For the header and the “Settings” text, I used this font from someone on PlanetVB that pretty much recreates the Virtual Boy logo’s font. I have the ROM images and cover art images in their respective directories. I have the list of possible games as a hardcoded tuple array within the app itself. Really it should come from a plist or a JSON file or something but for now this works. It’s using the filenames from GoodVBoy (the Virtual Boy version of a series of utilities that renames ROM images based off of checksums) with cover art JPGs to match, mostly. I was going to include these in the Assets.xcassets file but when you source JPEG files from all over the Internet, you sometimes wind up with weird crap that chokes Xcode, but runs fine on the iPhone itself. I’d love to not only power it off of JSON but also make it into more of an informative museum, but for a 1.0 release this works.

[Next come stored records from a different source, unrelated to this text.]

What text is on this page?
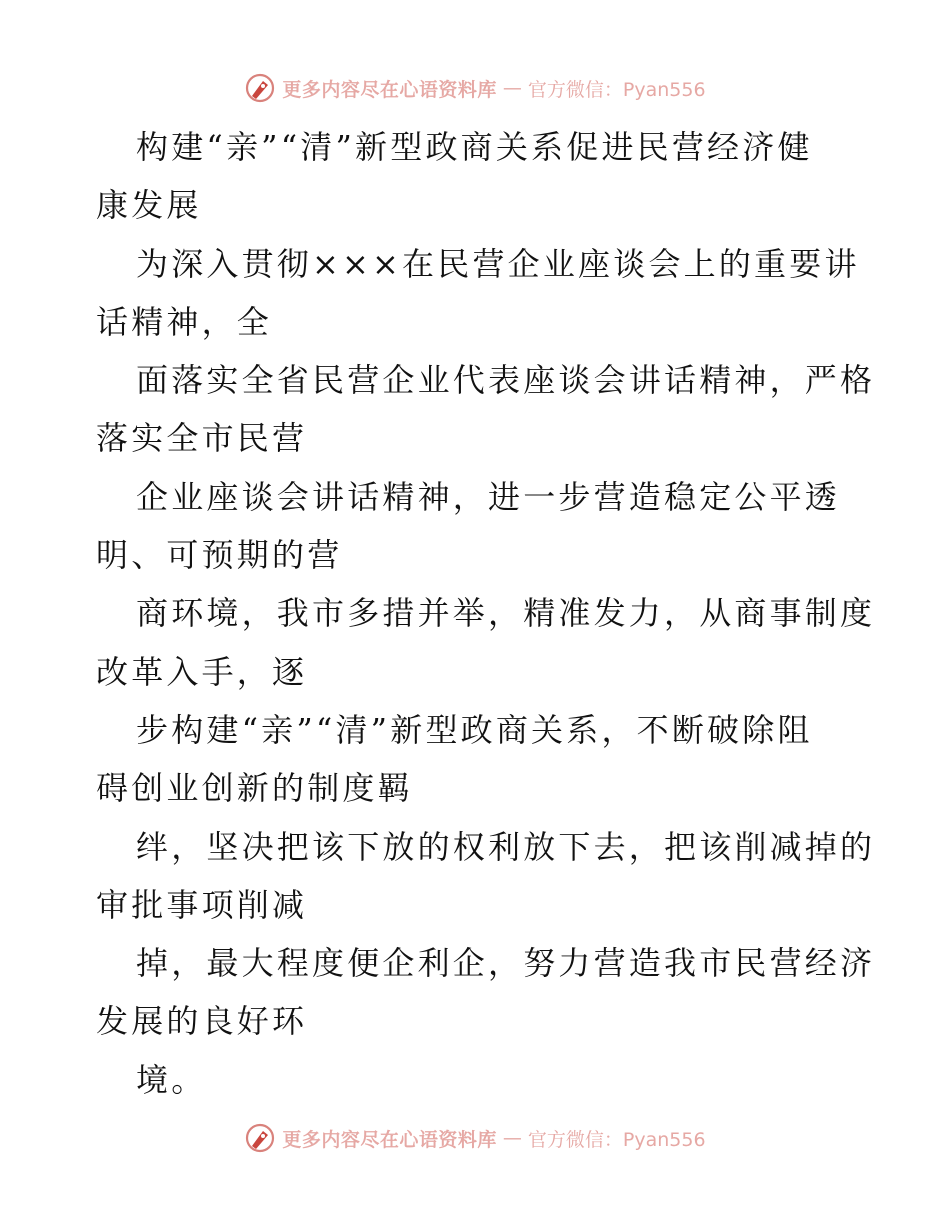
更多内容尽在心语资料库 — 官方微信：Pyan556
构建“亲”“清”新型政商关系促进民营经济健
康发展
为深入贯彻×××在民营企业座谈会上的重要讲
话精神，全
面落实全省民营企业代表座谈会讲话精神，严格
落实全市民营
企业座谈会讲话精神，进一步营造稳定公平透
明、可预期的营
商环境，我市多措并举，精准发力，从商事制度
改革入手，逐
步构建“亲”“清”新型政商关系，不断破除阻
碍创业创新的制度羁
绊，坚决把该下放的权利放下去，把该削减掉的
审批事项削减
掉，最大程度便企利企，努力营造我市民营经济
发展的良好环
境。
更多内容尽在心语资料库 — 官方微信：Pyan556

It’s not perfect – namely there’s no way to change games from within the VR visor itself. You have to load up the game, then pop it into the visor, and if you want to try a different game you have to have to take the phone out of the visor. To make it be able to select things from within the visor I’d need to have it render some sort of native GL menu system and I’m not sure how long that would take.

Also up until now when I’ve done one of these ports I’ve maintained two GitHub repositories – one private and one public. The public ones just have the first finished code drop so that you don’t get to see my mistakes and flailing. This time I’m just doing the one, so if you’re curious what all crap I tried it’s there to see but really it’s not that interesting probably.